The PRA 2014, reinforced by the Investment Regulation, made provisions to guard against conflict of interest in the investment of pension funds. The diligent implementation of the PRA 2014 by PenCom has resulted in the continuous accumulation of pension fund assets to over N17.07 trillion as at 31 July 2023. The large quantum of pension assets clearly shows the huge burden on the PFAs as they conduct this onerous fiduciary responsibility on behalf of contributors.
The provisions of Section 69 (b) of PRA 2014 stipulate that the PFA and PFC shall take reasonable care that the management or custody of the pension funds is carried out in the best interest of the RSA holders. Therefore, all investments made by licensed PFAs in eligible securities and corporate entities are “ring-fenced” and belong to the RSA holders and other pension beneficiaries.

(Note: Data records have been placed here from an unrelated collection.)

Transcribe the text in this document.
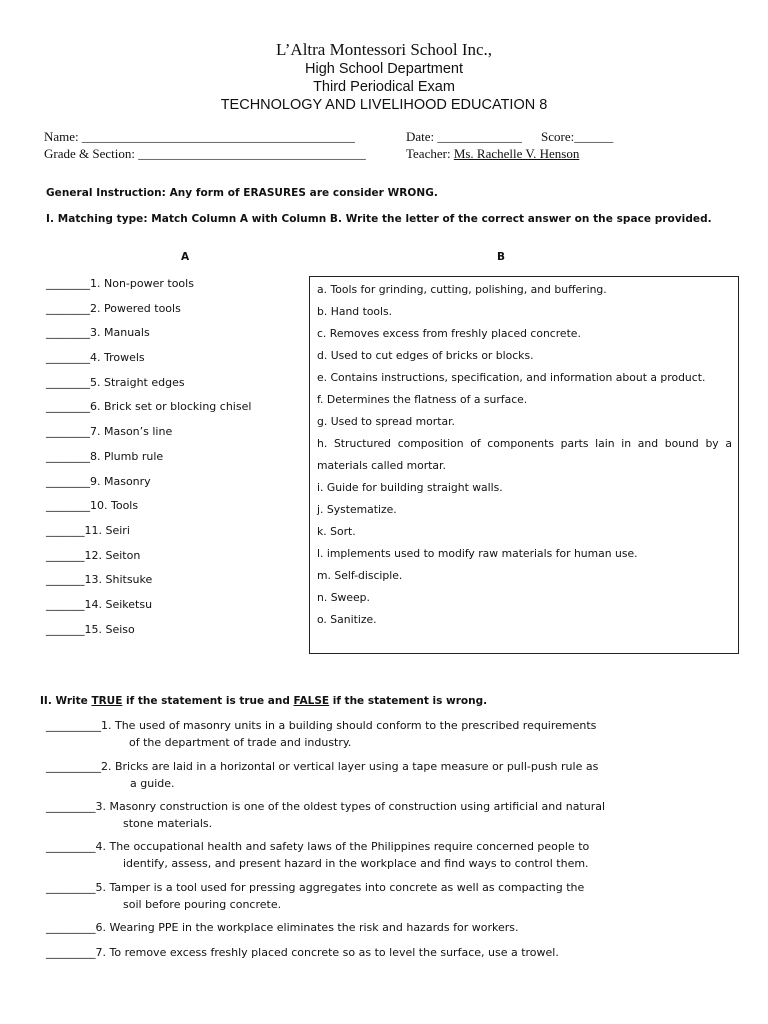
L’Altra Montessori School Inc.,
High School Department
Third Periodical Exam
TECHNOLOGY AND LIVELIHOOD EDUCATION 8
Name: __________________________________________	Date: _____________ Score:______
Grade & Section: ___________________________________	Teacher: Ms. Rachelle V. Henson
General Instruction: Any form of ERASURES are consider WRONG.
I. Matching type: Match Column A with Column B. Write the letter of the correct answer on the space provided.
A	B
________1. Non-power tools
________2. Powered tools
________3. Manuals
________4. Trowels
________5. Straight edges
________6. Brick set or blocking chisel
________7. Mason’s line
________8. Plumb rule
________9. Masonry
________10. Tools
_______11. Seiri
_______12. Seiton
_______13. Shitsuke
_______14. Seiketsu
_______15. Seiso
a. Tools for grinding, cutting, polishing, and buffering.
b. Hand tools.
c. Removes excess from freshly placed concrete.
d. Used to cut edges of bricks or blocks.
e. Contains instructions, specification, and information about a product.
f. Determines the flatness of a surface.
g. Used to spread mortar.
h. Structured composition of components parts lain in and bound by a materials called mortar.
i. Guide for building straight walls.
j. Systematize.
k. Sort.
l. implements used to modify raw materials for human use.
m. Self-disciple.
n. Sweep.
o. Sanitize.
II. Write TRUE if the statement is true and FALSE if the statement is wrong.
__________1. The used of masonry units in a building should conform to the prescribed requirements
of the department of trade and industry.
__________2. Bricks are laid in a horizontal or vertical layer using a tape measure or pull-push rule as
a guide.
_________3. Masonry construction is one of the oldest types of construction using artificial and natural
stone materials.
_________4. The occupational health and safety laws of the Philippines require concerned people to
identify, assess, and present hazard in the workplace and find ways to control them.
_________5. Tamper is a tool used for pressing aggregates into concrete as well as compacting the
soil before pouring concrete.
_________6. Wearing PPE in the workplace eliminates the risk and hazards for workers.
_________7. To remove excess freshly placed concrete so as to level the surface, use a trowel.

Furthermore, Section 6.1(iii) of the Investment Regulation dealing with conflict of interest stipulates that “The PFA or any of its agents are prohibited from investing Pension Fund Assets in the shares or any other securities, issued through public or private placement arrangements, by related party/person of any shareholder of the PFA”. Related persons/party as defined in Section 1.10 of the Investment Regulation “includes natural persons related by blood, adoption or marriage; legal entities one of which has control or significant influence over the other, or both of which are controlled by some other person or entity; a corporate entity where any of the aforementioned holds 5% or more beneficial interest; and any other relationship that can be reasonably construed as related persons or parties”.
In line with the foregoing, PenCom closely monitors the PFAs to ensure that all investments are in line with the Investment Regulation. The PFAs are required to submit a daily valuation report on pension fund investments through which PenCom ensures strict adherence to the Investment Regulation.